Yeşiller/Sosyalist ittifakının adayları Matthieu Orphelin ve Guillaume Garot**, Pays de la Loire bölgesinde yüzde 35 oy aldı. Cumhuriyetçilerin adayı Christelle Morançais** ise yüzde 34 oy oranıyla, yani çok az farkla ikinci sırada yer aldı
Le Pen'in Ulusal Yürüyüş Partisi'nin ikinci turda hâlâ bir bölgeyi kazanma ihtimali var.

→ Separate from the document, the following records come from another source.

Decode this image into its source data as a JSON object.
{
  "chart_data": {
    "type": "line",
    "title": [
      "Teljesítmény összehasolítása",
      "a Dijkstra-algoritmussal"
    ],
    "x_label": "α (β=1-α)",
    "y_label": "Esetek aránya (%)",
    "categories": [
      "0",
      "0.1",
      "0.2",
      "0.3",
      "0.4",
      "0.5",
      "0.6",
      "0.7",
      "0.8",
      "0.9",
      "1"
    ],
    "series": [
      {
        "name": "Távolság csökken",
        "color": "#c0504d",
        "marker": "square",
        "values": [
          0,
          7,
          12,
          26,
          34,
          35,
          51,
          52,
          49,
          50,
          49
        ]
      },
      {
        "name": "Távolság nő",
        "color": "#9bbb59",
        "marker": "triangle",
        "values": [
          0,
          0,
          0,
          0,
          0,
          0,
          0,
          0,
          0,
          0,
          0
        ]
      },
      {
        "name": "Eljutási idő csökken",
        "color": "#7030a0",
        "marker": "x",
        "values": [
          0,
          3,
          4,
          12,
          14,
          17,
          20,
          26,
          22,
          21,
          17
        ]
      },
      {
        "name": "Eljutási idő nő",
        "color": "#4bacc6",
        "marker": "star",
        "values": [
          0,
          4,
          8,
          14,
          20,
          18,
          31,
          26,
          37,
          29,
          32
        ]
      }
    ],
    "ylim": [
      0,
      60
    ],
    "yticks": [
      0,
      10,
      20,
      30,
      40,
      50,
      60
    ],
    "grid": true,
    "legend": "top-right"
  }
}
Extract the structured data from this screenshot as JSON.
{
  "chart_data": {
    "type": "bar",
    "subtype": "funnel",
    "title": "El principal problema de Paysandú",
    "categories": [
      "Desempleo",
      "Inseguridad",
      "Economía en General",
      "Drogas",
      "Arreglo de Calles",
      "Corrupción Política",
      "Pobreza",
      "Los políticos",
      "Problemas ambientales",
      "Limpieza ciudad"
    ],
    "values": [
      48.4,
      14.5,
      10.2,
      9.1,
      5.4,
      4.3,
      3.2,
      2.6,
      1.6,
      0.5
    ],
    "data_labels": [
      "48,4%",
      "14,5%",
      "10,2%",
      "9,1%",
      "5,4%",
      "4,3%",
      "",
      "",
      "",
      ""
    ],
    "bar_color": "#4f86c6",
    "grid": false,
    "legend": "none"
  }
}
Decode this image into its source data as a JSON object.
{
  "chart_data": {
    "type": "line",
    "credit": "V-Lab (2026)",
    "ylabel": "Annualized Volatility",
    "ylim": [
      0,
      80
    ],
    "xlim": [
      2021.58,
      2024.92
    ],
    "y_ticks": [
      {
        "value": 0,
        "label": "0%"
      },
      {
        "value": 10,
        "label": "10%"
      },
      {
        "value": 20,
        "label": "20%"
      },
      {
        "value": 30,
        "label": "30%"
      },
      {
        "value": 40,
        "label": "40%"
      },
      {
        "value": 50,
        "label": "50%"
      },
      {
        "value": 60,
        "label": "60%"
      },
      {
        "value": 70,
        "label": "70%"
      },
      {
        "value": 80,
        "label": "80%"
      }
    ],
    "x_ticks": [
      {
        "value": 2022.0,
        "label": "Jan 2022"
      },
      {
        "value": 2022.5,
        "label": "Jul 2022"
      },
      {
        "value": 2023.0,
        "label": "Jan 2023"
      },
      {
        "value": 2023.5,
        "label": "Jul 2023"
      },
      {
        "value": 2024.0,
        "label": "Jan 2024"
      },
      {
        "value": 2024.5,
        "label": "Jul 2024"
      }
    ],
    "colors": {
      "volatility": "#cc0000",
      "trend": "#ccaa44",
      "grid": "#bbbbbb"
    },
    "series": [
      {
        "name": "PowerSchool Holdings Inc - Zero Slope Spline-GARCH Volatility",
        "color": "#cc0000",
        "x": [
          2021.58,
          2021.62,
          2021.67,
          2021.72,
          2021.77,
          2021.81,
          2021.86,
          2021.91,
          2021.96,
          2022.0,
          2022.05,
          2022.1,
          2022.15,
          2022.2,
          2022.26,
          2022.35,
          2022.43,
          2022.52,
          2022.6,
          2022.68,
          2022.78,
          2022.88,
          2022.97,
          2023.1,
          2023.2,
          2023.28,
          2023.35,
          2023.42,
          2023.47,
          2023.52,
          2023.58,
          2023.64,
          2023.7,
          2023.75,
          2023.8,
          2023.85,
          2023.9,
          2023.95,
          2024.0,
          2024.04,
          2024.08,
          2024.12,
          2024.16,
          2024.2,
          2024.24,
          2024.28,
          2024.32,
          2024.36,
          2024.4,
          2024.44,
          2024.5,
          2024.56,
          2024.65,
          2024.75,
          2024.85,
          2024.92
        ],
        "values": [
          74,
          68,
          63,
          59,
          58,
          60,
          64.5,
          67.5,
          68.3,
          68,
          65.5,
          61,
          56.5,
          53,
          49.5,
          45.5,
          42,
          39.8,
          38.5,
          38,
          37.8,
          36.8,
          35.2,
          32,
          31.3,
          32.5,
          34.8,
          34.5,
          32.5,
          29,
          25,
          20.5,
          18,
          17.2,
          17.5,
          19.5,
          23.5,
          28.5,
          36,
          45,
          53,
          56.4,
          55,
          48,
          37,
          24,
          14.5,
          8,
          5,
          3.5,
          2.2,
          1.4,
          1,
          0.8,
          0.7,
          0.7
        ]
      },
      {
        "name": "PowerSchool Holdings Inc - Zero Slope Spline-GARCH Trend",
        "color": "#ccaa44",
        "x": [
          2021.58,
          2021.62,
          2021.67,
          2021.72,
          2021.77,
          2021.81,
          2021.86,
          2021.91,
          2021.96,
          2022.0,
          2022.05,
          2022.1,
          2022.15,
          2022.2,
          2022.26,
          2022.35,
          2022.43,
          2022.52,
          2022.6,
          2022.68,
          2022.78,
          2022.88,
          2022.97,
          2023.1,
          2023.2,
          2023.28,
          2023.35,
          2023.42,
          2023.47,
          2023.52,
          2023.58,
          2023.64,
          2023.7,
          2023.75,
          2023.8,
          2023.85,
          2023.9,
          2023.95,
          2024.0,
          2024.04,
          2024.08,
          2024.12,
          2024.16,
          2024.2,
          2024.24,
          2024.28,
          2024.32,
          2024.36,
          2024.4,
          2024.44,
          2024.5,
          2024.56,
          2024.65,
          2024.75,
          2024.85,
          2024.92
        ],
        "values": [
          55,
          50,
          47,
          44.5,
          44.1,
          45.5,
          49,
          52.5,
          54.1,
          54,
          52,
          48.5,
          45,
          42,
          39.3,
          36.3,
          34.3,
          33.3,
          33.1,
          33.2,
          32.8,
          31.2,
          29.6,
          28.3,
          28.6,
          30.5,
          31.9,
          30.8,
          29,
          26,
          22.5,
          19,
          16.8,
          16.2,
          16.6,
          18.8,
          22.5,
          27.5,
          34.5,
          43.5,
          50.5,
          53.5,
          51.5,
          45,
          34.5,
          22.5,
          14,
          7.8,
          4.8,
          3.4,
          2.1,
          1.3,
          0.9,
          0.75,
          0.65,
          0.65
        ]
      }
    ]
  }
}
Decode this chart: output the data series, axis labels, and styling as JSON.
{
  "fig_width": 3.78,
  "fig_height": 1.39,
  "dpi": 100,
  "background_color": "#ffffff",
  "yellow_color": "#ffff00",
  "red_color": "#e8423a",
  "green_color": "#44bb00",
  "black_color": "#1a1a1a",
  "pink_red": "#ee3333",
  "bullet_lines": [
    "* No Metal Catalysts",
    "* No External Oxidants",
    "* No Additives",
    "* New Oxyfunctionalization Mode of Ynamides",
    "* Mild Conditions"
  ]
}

Bu da, Fransa'da bir belediye binasından daha büyük bir alanı kontrol etmemiş bir parti için büyük bir adım.
Provence bölgesinde bir pazar yerinde kampanya yaparken Le Pen, birkaç metrede bir destekçileriyle fotoğraflar çekildi. Parti son dönemde yeni bir "Sakin ve sorumluluk sahibi" imajı yaratmaya çalışıyor, bu sebeple merkez sağdan aldığı bir siyasetçiyi de aday gösterdi.
Tüm bunların amacı, Rose gibi genç seçmenleri etkilemek.
"Kesinlikle daha az radikal" diyen Rosa, BBC'ye şunları anlatıyor:
"Etrafımda çok fazla benim gibi sağ görüşlü seçmen var. Hepimiz bu kez Ulusal Yürüyüş'e bir şans vereceğiz."
Rose gibi çok sayıda seçmen vardı ancak sonradan partiye oy vermeye karar verenlere göre eski sadık seçmenler sandığa gitmeye çok daha istekli oluyor. Belki de bu sebeple, geçen hafta Pazar günü Ulusal Yürüyüş Partisi için sandığa gidenlerin oranı bir hayli düşük kaldı.
Parti, ilk turu birinci tamamladığı tek bölge olan Provence bölgesinde de güçlü bir rakiple karşı karşıya: Merkez sağdaki Cumhuriyetçilerin adayı Muselier. Cumhuriyetçiler ilk turun en büyük kazananı oldu.
Bu seçim, seçmenlerin büyük kısmı tarafından sandığa gitmeye değer bulunmamış olsa da, siyasiler tarafından Fransa'nın 2022'deki cumhurbaşkanlığı seçimi öncesi bir "aperatif" olarak görülüyor.